Return candidates as pairs of labels, as well as labels that have no possible counterparts.

Parameters:
  • ref_labels (list) – List with reference labels (ground truth).
  • hyp_labels (list) – List with hypothesis labels (system output).
Returns:

A tuple (candidates, single-ref, single-hyp) containing the candidates in paris, the ref-labels and the hyp-labels, that have no possible counterpart.

Return type:

tuple

class evalmate.alignment.StartEndCandidateFinder(start_delta_threshold, end_delta_threshold=-1)[source]

Finds candidates based on the difference between the start (and end) of two labels for a possible pairs.

Parameters:
  • start_delta_threshold (float) – Temporal tolerance of the start time in seconds. If the delta between the starts of the two labels is greater it is not a matching pair.
  • end_delta_threshold (float) – Temporal tolerance of the end time in seconds. If the delta between the ends of the two labels is greater it is not a matching pair.
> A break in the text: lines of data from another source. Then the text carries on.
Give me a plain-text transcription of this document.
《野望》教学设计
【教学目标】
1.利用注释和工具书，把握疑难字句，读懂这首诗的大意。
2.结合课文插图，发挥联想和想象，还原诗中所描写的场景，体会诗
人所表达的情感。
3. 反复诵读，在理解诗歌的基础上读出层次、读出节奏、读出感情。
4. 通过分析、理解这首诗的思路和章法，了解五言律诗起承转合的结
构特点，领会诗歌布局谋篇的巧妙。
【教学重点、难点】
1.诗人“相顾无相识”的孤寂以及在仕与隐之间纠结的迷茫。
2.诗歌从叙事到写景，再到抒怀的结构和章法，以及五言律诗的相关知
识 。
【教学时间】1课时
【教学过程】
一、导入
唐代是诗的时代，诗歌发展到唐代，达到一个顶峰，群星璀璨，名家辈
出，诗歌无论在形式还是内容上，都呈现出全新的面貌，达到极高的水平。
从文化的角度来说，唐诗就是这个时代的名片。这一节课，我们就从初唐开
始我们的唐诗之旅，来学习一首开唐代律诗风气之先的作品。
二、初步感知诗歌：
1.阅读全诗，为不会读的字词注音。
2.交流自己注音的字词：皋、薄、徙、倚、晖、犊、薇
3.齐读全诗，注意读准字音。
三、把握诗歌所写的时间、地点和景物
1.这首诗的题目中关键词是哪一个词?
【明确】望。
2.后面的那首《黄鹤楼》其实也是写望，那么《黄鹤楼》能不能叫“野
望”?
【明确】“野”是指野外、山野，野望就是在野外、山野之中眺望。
If < 0 the end time is not checked at all.
find(ref_labels, hyp_labels)[source]

Return candidates as pairs of labels, as well as labels that have no possible counterparts.

Parameters:
  • ref_labels (list) – List with reference labels (ground truth).
  • hyp_labels (list) – List with hypothesis labels (system output).
Returns:

A tuple (candidates, single-ref, single-hyp) containing the candidates in paris, the ref-labels and the hyp-labels, that have no possible counterpart.

Return type:

tuple

class evalmate.alignment.OverlapCandidateFinder(min_overlap=0.05)[source]

Finds candidates based on amount of overlapping between two labels.

Parameters:min_overlap (float) – Number of seconds the segment of overlap has to be, to include the combination of labels. (default 0.05 seconds)
find(ref_labels, hyp_labels)[source]

Return candidates as pairs of labels, as well as labels that have no possible counterparts.

Parameters:
  • ref_labels (list) – List with reference labels (ground truth).
  • hyp_labels (list) – List with hypothesis labels (system output).
Returns:

A tuple (candidates, single-ref, single-hyp) containing the candidates in paris, the ref-labels and the hyp-labels, that have no possible counterpart.

Return type:

tuple

Utils

class evalmate.alignment.Segment(start, end, ref=None, hyp=None)[source]

A class representing a segment within an alignment.

Parameters:
  • start (float) – The start time in seconds.
  • end (float) – The end time in seconds.
Variables:
  • ref (Label, list) – List of or single reference label in the segment.
  • hyp (Label, list) – List of or single hypothesis label in the segment.
class evalmate.alignment.LabelPair(ref, hyp)[source]

Class to hold a pair of labels.

Variables:
  • ref (Label) – Reference label.
  • hyp (Label) – Hypothesis label.
max_length()[source]

Return the length of the longer value from ref and hyp.

padded_hyp_value()[source]

Return the hypothesis value as string padded to the longer value of ref and hyp.

padded_ref_value()[source]

Return the reference value as string padded to the longer value of ref and hyp.